Have you heard that texting is ruining the English language? Well, it’s true. Just like every other small innovation that comes along and gives us a new way to communicate. All those kids with their LOLs and their WTFs (that last one stands for “Why the Face,” by the way. I love you, Phil).
And you’ve heard of sexting, of course. That’s the word “sex” mashed together with “texting.” An example of the degradation of our language, indeed! A word created in this manner, by smooshing two other words together, is called a “portmanteau.” That last word comes to us from the French, who themselves have been ruining the English language since the Norman invasion in 1066. Portmanteau itself was coined in 1871 by Lewis Carroll, which itself, as examples go, a demonstration of how insidious and long-running this ruination exactly has been occurring is. (And if you think that last sentence was horrible, blame the Germans.)
But that’s not what I want to talk about today. I want to talk about sleep-texting. According to an article I read today in the Seattle Times, there are teens and college students texting in their sleep. Sometimes gibberish, sometimes legible sentences. And of course, when they wake up, they don’t remember doing it. I am neither a teen nor a college student, but this has happened to me too:
I got your text last night, asshole.
What?
The one where you said “I’m drunk. Die in a fire.”

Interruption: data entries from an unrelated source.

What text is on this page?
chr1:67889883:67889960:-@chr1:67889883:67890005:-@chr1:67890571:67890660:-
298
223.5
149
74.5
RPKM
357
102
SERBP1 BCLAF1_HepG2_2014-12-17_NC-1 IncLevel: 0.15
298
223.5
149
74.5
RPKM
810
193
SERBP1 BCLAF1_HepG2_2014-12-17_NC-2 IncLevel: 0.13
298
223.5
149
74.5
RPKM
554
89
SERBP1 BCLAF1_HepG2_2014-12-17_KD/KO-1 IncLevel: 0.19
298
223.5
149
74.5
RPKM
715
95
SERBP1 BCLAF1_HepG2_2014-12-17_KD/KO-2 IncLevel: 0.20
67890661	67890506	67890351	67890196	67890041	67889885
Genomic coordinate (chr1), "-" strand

Uh, I don’t remember that. I must have been sleep-texting!
According to the article, this could have serious consequences for the sleep-texter, because it could be embarrassing for them. You wouldn’t want to accidentally sleep-text your boss! Because we all know how important it is to keep a good job for a long time when you’re a teen!
It seems we live in a digital world, and we text all the time, and teens and college students don’t get enough sleep anyway, so nearby cell-phones too easily keep them from sleeping well. The automatic part of our brains, the parts where we pick up cell phones and press buttons, wakes us up more easily than the parts of our brains responsible for judgment. (So says the article.) Take that, evolution!
But I think the real issue at hand here is what we’re going to call sleep-texting. Slexting is the obvious choice, and I think we should start getting into the habit of hashtagging the word whenever we text, just so people know what’s going on:
Just ate a truly gigantic marshallow. Now I can’t find my pillow. #slexting.
And if person finds him or herself sleep-sexting, maybe we should call that slepsexting. And if you text someone in your sleep about having sex with them seven times on the stairs while wearing glasses, that would be slepseptstepspecsexting. And what’s great about that is if it really does happen to you, the English language is honestly the least of your worries.
Jason Edwards has never slexted, but has been known to flibberdeetweet on occasion.